Lo que define a un miembro no es la riqueza, sino la voluntad de actuar ante la posibilidad de que la medicina del futuro resuelva lo que la medicina actual no puede.
La versión completa de este argumento, incluyendo aquellos puntos en los que realmente falla, se encuentra en la falacia de «solo los ultrarricos».
«Una vez que se ha conservado, el futuro se encarga de todo»
La conservación es el primer paso, no la meta.
Mantener unas condiciones criogénicas estables durante décadas requiere organizaciones sólidas, una financiación fiable y una supervisión continua.
El dinero se separa deliberadamente de la actividad operativa. Las tasas de almacenamiento a largo plazo se destinan a una fundación suiza independiente que las invierte, de modo que los gastos de mantenimiento se sufragan con los rendimientos, en lugar de con nuevas ventas.

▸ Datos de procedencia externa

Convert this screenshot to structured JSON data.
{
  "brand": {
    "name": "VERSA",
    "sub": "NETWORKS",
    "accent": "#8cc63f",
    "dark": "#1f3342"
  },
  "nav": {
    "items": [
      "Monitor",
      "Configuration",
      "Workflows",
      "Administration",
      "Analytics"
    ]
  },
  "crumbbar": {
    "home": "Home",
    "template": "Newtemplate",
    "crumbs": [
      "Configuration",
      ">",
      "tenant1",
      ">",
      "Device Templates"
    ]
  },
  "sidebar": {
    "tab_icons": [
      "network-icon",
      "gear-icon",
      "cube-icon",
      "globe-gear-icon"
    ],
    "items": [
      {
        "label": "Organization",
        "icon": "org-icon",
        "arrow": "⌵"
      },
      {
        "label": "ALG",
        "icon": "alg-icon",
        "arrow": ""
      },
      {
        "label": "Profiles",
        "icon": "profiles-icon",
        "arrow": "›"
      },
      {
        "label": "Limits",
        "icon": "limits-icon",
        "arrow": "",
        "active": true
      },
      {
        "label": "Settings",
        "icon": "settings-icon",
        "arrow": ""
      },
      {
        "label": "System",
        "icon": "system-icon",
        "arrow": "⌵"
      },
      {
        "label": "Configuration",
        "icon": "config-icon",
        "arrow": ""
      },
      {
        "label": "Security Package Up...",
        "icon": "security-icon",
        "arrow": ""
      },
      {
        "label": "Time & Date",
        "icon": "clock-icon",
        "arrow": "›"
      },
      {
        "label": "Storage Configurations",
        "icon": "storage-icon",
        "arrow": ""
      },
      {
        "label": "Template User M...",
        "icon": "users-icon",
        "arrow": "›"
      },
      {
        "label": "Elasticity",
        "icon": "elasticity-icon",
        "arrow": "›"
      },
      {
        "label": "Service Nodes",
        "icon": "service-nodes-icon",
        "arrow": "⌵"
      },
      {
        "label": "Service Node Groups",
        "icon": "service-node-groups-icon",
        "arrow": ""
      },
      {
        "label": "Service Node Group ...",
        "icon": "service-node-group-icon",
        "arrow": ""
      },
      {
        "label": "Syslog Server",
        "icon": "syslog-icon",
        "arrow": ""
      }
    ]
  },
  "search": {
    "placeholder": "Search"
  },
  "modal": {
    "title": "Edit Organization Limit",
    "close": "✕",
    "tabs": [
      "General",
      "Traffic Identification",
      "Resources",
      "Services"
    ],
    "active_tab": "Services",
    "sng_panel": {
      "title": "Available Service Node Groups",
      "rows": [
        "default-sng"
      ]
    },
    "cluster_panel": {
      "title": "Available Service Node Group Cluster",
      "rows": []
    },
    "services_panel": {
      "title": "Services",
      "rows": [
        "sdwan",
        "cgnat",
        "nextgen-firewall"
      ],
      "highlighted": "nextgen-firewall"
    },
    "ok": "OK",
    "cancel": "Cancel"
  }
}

Esa estructura es la respuesta a la pregunta obvia de qué pasaría si la empresa quebrara, y está concebida de tal manera, no es solo una mera esperanza.
La recuperación también depende de decisiones que nadie ha tomado todavía. Considerar esto como una salida fácil es ignorar el compromiso institucional que realmente requiere.
Si dejamos de lado los mitos, lo que queda es algo que se puede evaluar por sus propios méritos, que es precisamente lo único que siempre hemos pedido.
En cuanto a las objeciones que resisten el escrutinio en lugar de desmoronarse ante él, consulta los argumentos en contra de la criónica. Esos son los que merecen tu atención.
En resumen: La criónica no congela a personas vivas, no garantiza la reanimación ni conserva a los pacientes sin que sufran daños. Se trata de un intento incierto de preservar la estructura biológica tras la muerte legal.